Confesso que estou sem saco para analisar esses três discos abaixo. Vou tentar ser poético e sintetizar as emoções em poucas frases! E nesse post vou hierarquizar. O primeiro a ser comentado é o que mais gostei. 

Não sou um grande conhecedor de rap, mas tenho minhas preferências. E quando ouço um disco como o ‘Nó na orelha’, do rapper paulista Criolo, fico feliz. Aí não me importa se é rap, samba ou brega, estilos que estão presentes neste álbum. Importa a qualidade das músicas. Eu adorei esse disco! Letras ótimas, verdadeiras crônicas, e produção show!

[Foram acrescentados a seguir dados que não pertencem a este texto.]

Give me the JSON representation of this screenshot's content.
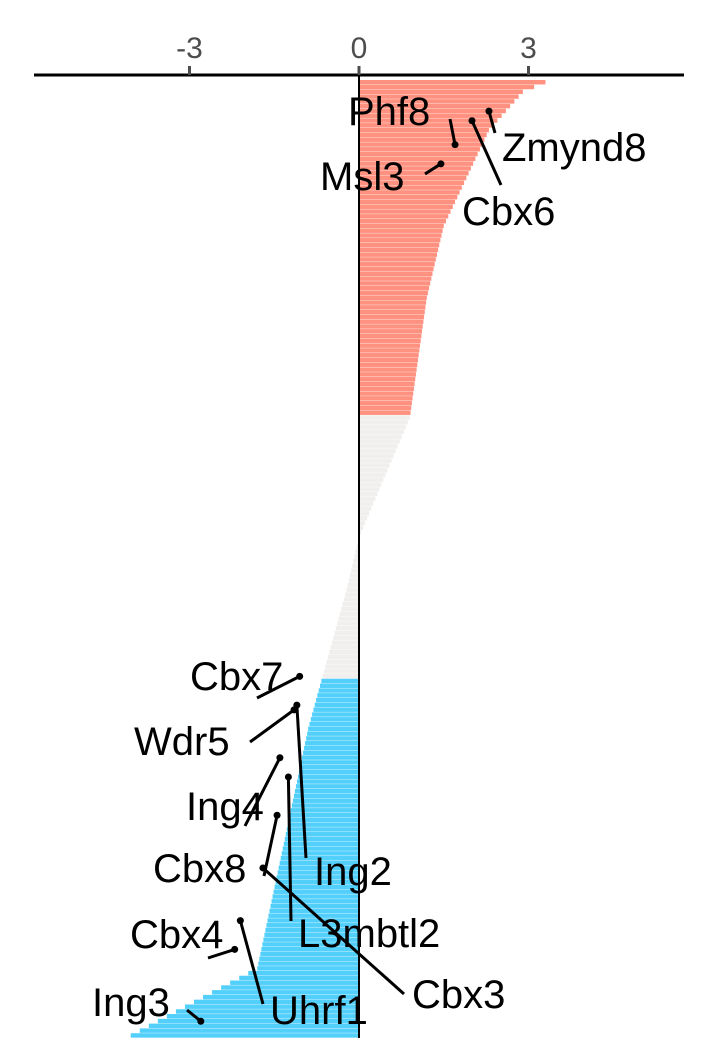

Como tantos outros artistas, não somente pernambucanos, Karina Buhr é herdeira do manguebeat, mas faz um som com acento próprio. O sotaque pode enganar, já que nasceu em Salvador, mas aos 8 anos foi morar em Recife. Gosto muito desse disco, o ‘Longe de onde’. Letras ousadas, músicas fortes, voz delícia (rsrs).

 

O que dizer agora? Poxa, eu juro que queria gostar mais de Pitty. Acho que o único disco dela que gostei foi ‘Admirável chip novo’, seu primeiro. Depois disso, achei todos os trabalhos irregulares. Esse negócio de “voz da geração” não é para ela, mesmo que alguns queiram que seja. Ela não tem a força lírica nem o magnetismo de um Renato Russo ou uma Rita Lee. Para ser a “voz da geração” não basta citar autores clássicos em letras muitas vezes bobas. Esse ‘Agridoce’, feito em parceria com o guitarrista Martin, é mais um trabalho que me soou irregular, chato mesmo! Letras em francês, inglês, português, às vezes as línguas juntas (mais tarde em mandarim, quem sabe!), e músicas em clima de ‘descontração programada para vender’. Não gostei!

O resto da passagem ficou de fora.